For law firms it’s great news because we’ve developed several SB 94 compliant practice methodologies that are certainly financially viable.  And for firms licensed by the Department of Real Estate, there are also ways in which to practice under SB 94 without losing one’s shirt.

SB 94, which was proposed by State Senator Ron S. Calderon who chairs the Senate Banking Committee, and drafted under the committee leadership of Eileen Newhall, I think will turn out to be a very good thing for all involved.  For homeowners, it will ensure that they’ll get what they paid for, and for law firms and others, it will add some financial discipline and make for a better client relationship.  Structure and transparency is always a good thing.

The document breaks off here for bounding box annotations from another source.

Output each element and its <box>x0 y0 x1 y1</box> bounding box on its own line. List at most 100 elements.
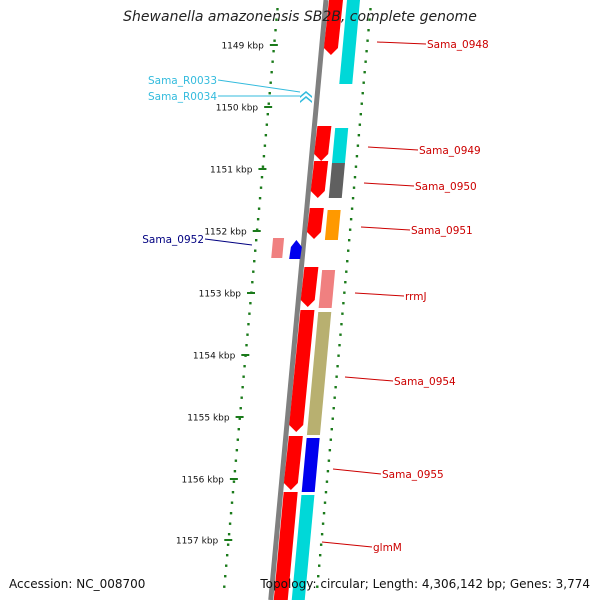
gene-sama-0950 <box>328 163 345 198</box>
label-leader-line <box>354 292 405 297</box>
scale-dot-right <box>352 186 356 189</box>
gene-label: Sama_0955 <box>382 469 444 481</box>
scale-dot <box>252 270 255 273</box>
gene-sama-0950a <box>310 161 329 198</box>
gene-sama-0947 <box>323 0 343 55</box>
scale-dot-right <box>347 249 350 252</box>
scale-dot-right <box>334 386 337 389</box>
scale-dot <box>256 218 260 221</box>
scale-dot <box>255 228 259 231</box>
scale-dot <box>274 29 277 32</box>
scale-dot <box>234 459 238 462</box>
scale-dot-right <box>342 302 345 305</box>
label-leader-line <box>321 541 373 548</box>
label-leader-line <box>217 79 301 93</box>
gene-label: Sama_R0034 <box>148 91 217 103</box>
backbone-line <box>268 0 329 600</box>
scale-dot <box>276 8 279 11</box>
scale-dot <box>269 81 272 84</box>
gene-label: Sama_0949 <box>419 145 481 157</box>
scale-dot-right <box>339 333 342 336</box>
scale-dot-right <box>331 417 334 420</box>
scale-dot <box>230 501 234 504</box>
scale-dot-right <box>316 585 319 588</box>
scale-dot-right <box>347 239 351 242</box>
label-texts: Sama_0948 Sama_R0033 Sama_R0034 Sama_0949 Sa… <box>142 39 488 554</box>
scale-dot-right <box>359 113 362 116</box>
gene-sama-0951 <box>324 210 341 240</box>
scale-dot <box>225 554 229 557</box>
gene-label: Sama_0950 <box>415 181 477 193</box>
scale-dot-right <box>369 8 372 11</box>
label-leader-line <box>332 468 382 475</box>
scale-dot <box>239 407 242 410</box>
scale-dot <box>250 291 253 294</box>
gene-label: Sama_R0033 <box>148 75 217 87</box>
gene-sama-0951a <box>306 208 324 239</box>
scale-dot <box>236 438 240 441</box>
scale-dots <box>223 8 372 588</box>
scale-tick-label: 1151 kbp <box>210 166 253 176</box>
scale-dot-right <box>322 512 326 515</box>
scale-dot <box>263 144 267 147</box>
label-lines <box>204 41 427 548</box>
scale-dot-right <box>325 480 329 483</box>
scale-dot <box>245 344 248 347</box>
scale-dot <box>260 176 264 179</box>
gene-sama-0949 <box>331 128 349 163</box>
scale-dot-right <box>350 207 354 210</box>
scale-dot <box>240 396 243 399</box>
scale-dot-right <box>328 449 332 452</box>
scale-dot <box>237 428 240 431</box>
scale-dot <box>226 543 230 546</box>
gene-sama-0954 <box>306 312 332 435</box>
scale-dot-right <box>366 39 369 42</box>
scale-dot <box>228 522 232 525</box>
scale-tick-label: 1152 kbp <box>204 228 247 238</box>
gene-label: Sama_0952 <box>142 234 204 246</box>
scale-dot <box>238 417 241 420</box>
scale-dot-right <box>319 543 323 546</box>
scale-tick-label: 1155 kbp <box>187 414 230 424</box>
scale-dot <box>242 375 245 378</box>
gene-sama-0952 <box>289 240 302 259</box>
scale-dot <box>272 50 275 53</box>
gene-label: glmM <box>373 542 402 554</box>
map-title: Shewanella amazonensis SB2B, complete ge… <box>123 9 477 25</box>
scale-dot-right <box>323 501 327 504</box>
scale-dot-right <box>361 92 364 95</box>
trna-r0034-icon <box>300 96 312 103</box>
scale-dot <box>223 585 226 588</box>
scale-dot <box>246 333 249 336</box>
scale-dot <box>262 155 266 158</box>
scale-dot-right <box>318 554 322 557</box>
scale-dot-right <box>363 71 366 74</box>
scale-dot-right <box>368 18 371 21</box>
scale-dot <box>231 491 235 494</box>
scale-tick-label: 1149 kbp <box>221 42 264 52</box>
scale-dot <box>251 281 254 284</box>
scale-dot <box>241 386 244 389</box>
scale-dot-right <box>344 281 347 284</box>
scale-dot <box>229 512 233 515</box>
scale-dot <box>258 197 262 200</box>
gene-glmm-a <box>273 492 298 600</box>
gene-sama-0949a <box>314 126 332 161</box>
scale-dot <box>225 564 228 567</box>
gene-glmm <box>291 495 315 600</box>
scale-dot-right <box>362 81 365 84</box>
gene-label: Sama_0954 <box>394 376 456 388</box>
scale-dot <box>275 18 278 21</box>
scale-dot <box>254 249 257 252</box>
scale-dot-right <box>356 144 360 147</box>
scale-dot-right <box>336 365 339 368</box>
topology-text: Topology: circular; Length: 4,306,142 bp… <box>260 577 590 591</box>
trna-r0033-icon <box>300 91 312 98</box>
scale-dot-right <box>332 407 335 410</box>
label-leader-line <box>376 41 427 45</box>
scale-dot <box>227 533 231 536</box>
scale-dot-right <box>321 522 325 525</box>
scale-tick-label: 1156 kbp <box>181 476 224 486</box>
gene-sama-0953 <box>300 267 319 307</box>
gene-sama-0955a <box>283 436 303 490</box>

I have to say that I was not originally in favor of SB 94’s provisions on advance fees, as I saw the language and what I thought to be the original intent as being harmful to homeowners as I saw it as an attempt to deprive homeowners of professional representation.  But as the process went forward and reading the final bill, I have to say that I now believe that I was wrong… SB 94 should be a very positive thing.

Does it need some clarification from the courts as it pertains to law firms?  Yes, but that will come.  And does the California State Bar need to come to terms with the fact that there are hundreds of attorneys practicing in California that offer homeowners legitimate and oftentimes critical support when attempting to save their homes?  Again, the answer is yes.

But I, along with the 70 attorneys that make up the Commission on Homeowner Representation, are hopeful that this is a step in the right direction, and I salute Governor Schwarzenegger for signing it and for making the statement he made.